When Drew Smyly signed with the Cubs back in March, all the reports had his deal at $4.25 million for one year with a mutual option for 2024 that carried a $1 million buyout. What’s odd is that there was never a report on how much the option was even for, though that had been seen as somewhat irrelevant because mutual options are like phone calls from flagged numbers.

Which is to say they’re never picked up. But what if Smyly’s option isn’t actually mutual? We’ll get to that in a few, but first I want to look at why it makes sense for the Cubs and Smyly to run it back next season.

The lefty has made it very clear that he wants to stick around, telling reporters prior to the deadline that he didn’t want to be traded and praising both the city and organization every chance he gets.

“Summertime in Chicago, Wrigley Field, it’s just more fun, the home games here,” Smyly said earlier in the month. “The fan base, there’s way more positive energy.
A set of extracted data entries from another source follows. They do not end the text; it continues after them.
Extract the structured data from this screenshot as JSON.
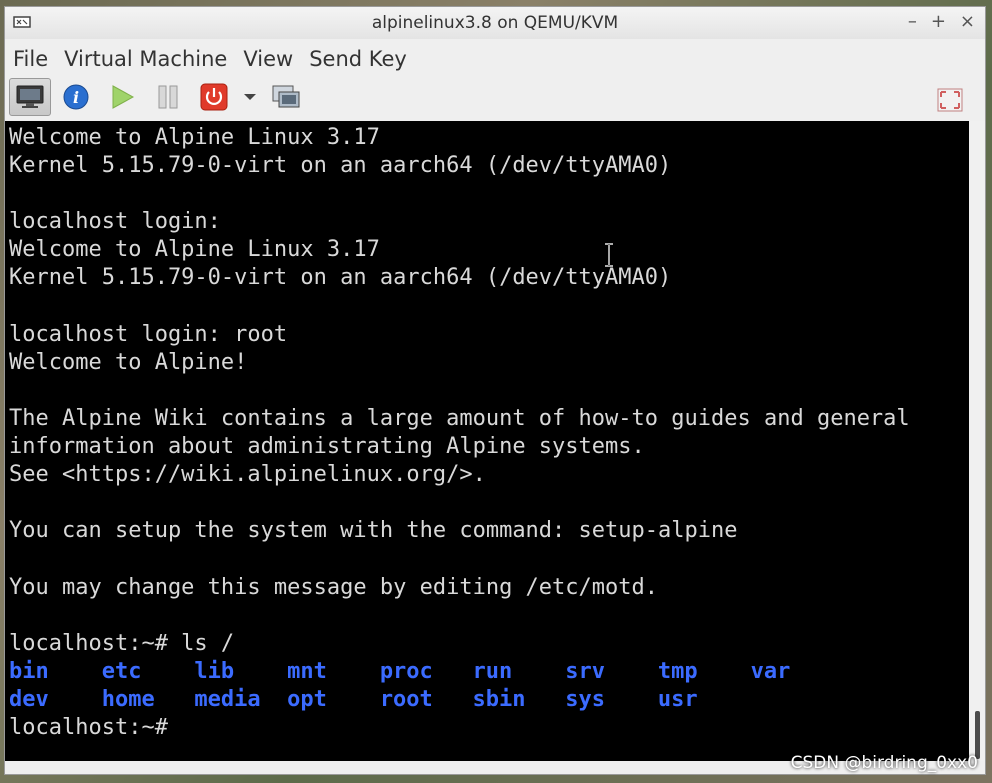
{
  "window": {
    "title": "alpinelinux3.8 on QEMU/KVM",
    "controls": [
      "–",
      "+",
      "×"
    ]
  },
  "menu": [
    "File",
    "Virtual Machine",
    "View",
    "Send Key"
  ],
  "toolbar": {
    "buttons": [
      "console-icon",
      "info-icon",
      "run-icon",
      "pause-icon",
      "power-icon",
      "power-menu-chevron-icon",
      "snapshot-icon",
      "fullscreen-icon"
    ]
  },
  "terminal": {
    "lines": [
      "Welcome to Alpine Linux 3.17",
      "Kernel 5.15.79-0-virt on an aarch64 (/dev/ttyAMA0)",
      "",
      "localhost login:",
      "Welcome to Alpine Linux 3.17",
      "Kernel 5.15.79-0-virt on an aarch64 (/dev/ttyAMA0)",
      "",
      "localhost login: root",
      "Welcome to Alpine!",
      "",
      "The Alpine Wiki contains a large amount of how-to guides and general",
      "information about administrating Alpine systems.",
      "See <https://wiki.alpinelinux.org/>.",
      "",
      "You can setup the system with the command: setup-alpine",
      "",
      "You may change this message by editing /etc/motd.",
      "",
      "localhost:~# ls /"
    ],
    "ls_row1": [
      "bin",
      "etc",
      "lib",
      "mnt",
      "proc",
      "run",
      "srv",
      "tmp",
      "var"
    ],
    "ls_row2": [
      "dev",
      "home",
      "media",
      "opt",
      "root",
      "sbin",
      "sys",
      "usr"
    ],
    "prompt": "localhost:~# "
  },
  "colors": {
    "terminal_bg": "#000000",
    "terminal_fg": "#d9d9d9",
    "dir_color": "#3b6bff"
  },
  "watermark": "CSDN @birdring_0xx0"
}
Some places, it doesn’t matter how good you are, people may hate you. Here, you get ready to pitch a game and I know they care, but it almost feels like win or lose, they’re happy to be at Wrigley watching a baseball game.”

After another excellent performance Friday afternoon in which he shut the Giants out on just one hit over seven innings, Smyly lowered his ERA to 3.57 on the season. That’s exactly the kind of mid-rotation arm the Cubs should be looking for as they try to improve their staff next year. However, the injuries that have dogged Smyly over the last decade haven’t gone away and he’s only at 98.1 innings to this point.

Factor in the wave of pitching coming up through the system with the club’s need to go out and find a bona fide ace and you’ve got a pretty small window for Smyly. Unless, of course, his history and projection lend themselves to a future that will include more piggybacks and an expanded rotation. We saw that with Hayden Wesneski‘s electric debut and the league is creeping that way all the time, so depth will be nearly as important as talent.

Now we circle back to Smyly’s option, which Gordon Wittenmyer reports is in fact a club option for $10 million. Picking that up is a no-brainer for a front office that has been very transparent about the willingness to spend more in AAV provided it’s over a short period. The Cubs picked up Wade Miley‘s $10 million option after claiming him off waivers from the Reds last offseason, and Smyly has been just as good as anyone should have expected his fellow lefty to be.

The matter of who holds the option is key here, since a mutual option would give the 33-year-old Smyly the ability to turn it down and seek multiple years or more money elsewhere. The Cubs can now lock in a little more security at a relatively low cost, allowing them to narrow their focus when it comes to free-agent pitchers. Perhaps they can woo Carlos Rodón, who is clearly familiar with Chicago and makes his offseason home not far away in Covington, IN.

Beyond the apparent facts of the situation, I’m still interested in knowing whether it was a club option all along or whether there were triggers that changed it from mutual. Like if Smyly had to reach 150 innings or something like that. I suppose in that case it would have been a team option that had a trigger point to convert it to mutual, but the result is the same.

Provided Wittenmyer is correct here, it’s almost assured that Smyly will be back with the Cubs next season. Now it’s just a matter of how aggressive the front office will be in making sure he’s working toward the back end of the rotation.